Slow Food has promoted ‘Earth Markets’. These markets are required to source products that represent a community and come from within a 40 km radius, although 10 per cent may be guest stalls. When we talk of local food we think of geography, but it’s not really distance we see as being important, rather it is a sense of community and the connection we have with the farmer who produced what we are about to enjoy. It is local because we have knowledge of the producer, confidence in the provenance of the food and an appreciation of the journey it took to reach our plate. There is trust which runs, like the proverbial stick of rock, throughout this relationship. In Slow Food terms, the consumer is a co-producer. Local food seen in this way makes an arbitrary distance somewhat redundant as a defining characteristic and ‘local food’ cannot be hijacked.

Jason Foscolo, a thoughtful US attorney specialising in support for small scale farms, proposes the idea of a ‘social distance methodology’:

““Local” should define a relationship, an information loop between a producer who knows her customer and a customer who knows something about how the food is made.”

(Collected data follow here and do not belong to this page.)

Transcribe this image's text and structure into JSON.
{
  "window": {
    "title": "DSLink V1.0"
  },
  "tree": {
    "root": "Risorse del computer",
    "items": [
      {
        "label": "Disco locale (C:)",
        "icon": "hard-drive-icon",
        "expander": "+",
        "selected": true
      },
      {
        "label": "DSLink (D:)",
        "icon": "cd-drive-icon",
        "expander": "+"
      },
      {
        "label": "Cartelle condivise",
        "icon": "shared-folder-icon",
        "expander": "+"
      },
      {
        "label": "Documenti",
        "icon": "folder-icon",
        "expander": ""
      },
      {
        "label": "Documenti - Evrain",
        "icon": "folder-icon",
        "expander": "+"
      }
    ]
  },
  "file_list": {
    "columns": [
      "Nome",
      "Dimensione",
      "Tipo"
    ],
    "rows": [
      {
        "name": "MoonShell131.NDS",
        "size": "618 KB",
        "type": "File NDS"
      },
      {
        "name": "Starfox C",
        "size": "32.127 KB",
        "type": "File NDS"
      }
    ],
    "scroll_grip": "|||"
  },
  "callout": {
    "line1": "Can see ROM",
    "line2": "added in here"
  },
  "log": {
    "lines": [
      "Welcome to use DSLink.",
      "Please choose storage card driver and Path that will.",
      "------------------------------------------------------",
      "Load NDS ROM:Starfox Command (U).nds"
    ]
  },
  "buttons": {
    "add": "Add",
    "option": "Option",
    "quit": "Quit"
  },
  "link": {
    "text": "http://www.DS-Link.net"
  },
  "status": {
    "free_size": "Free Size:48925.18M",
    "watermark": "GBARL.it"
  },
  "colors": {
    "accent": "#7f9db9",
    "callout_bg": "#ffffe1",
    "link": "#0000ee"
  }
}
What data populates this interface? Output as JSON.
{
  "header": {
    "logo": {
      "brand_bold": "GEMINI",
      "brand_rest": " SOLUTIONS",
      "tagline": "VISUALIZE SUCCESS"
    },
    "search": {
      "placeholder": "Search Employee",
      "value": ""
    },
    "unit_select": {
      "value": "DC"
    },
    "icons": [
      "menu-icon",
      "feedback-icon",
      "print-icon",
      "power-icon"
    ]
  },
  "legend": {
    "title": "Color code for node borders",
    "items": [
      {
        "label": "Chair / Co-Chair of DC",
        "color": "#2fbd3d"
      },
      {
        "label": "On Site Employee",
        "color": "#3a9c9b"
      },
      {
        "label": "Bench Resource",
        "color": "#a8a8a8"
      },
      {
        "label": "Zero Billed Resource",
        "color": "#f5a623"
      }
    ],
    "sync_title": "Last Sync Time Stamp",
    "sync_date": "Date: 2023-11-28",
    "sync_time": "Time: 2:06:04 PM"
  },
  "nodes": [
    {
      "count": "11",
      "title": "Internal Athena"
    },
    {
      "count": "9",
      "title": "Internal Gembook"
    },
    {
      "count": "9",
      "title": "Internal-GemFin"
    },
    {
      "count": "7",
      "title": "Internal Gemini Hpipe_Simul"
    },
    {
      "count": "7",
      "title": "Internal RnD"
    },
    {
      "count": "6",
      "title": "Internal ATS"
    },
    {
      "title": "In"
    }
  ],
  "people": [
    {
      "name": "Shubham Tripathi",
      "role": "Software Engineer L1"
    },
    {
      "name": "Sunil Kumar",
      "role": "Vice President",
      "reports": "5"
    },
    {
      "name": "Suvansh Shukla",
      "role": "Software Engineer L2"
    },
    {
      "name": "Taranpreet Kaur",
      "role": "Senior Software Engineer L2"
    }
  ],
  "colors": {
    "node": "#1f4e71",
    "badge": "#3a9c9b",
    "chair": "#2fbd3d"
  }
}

This approach has more value and meaning to offer. Whether we like it or not, descriptors such as ‘artisan’, ‘natural’, ‘local’ and others we employ are all terms being hijacked by the industrial food processors. We can take ownership of them if we articulate clearly what they really mean and define them on our terms. We can have a rule of thumb about how far food can travel to qualify as local food, but let’s not get hung up about it. It’s not the distance it’s the connection, the human relationship and sense of community that matters. It may be harder to define, but we all recognise it when we see it.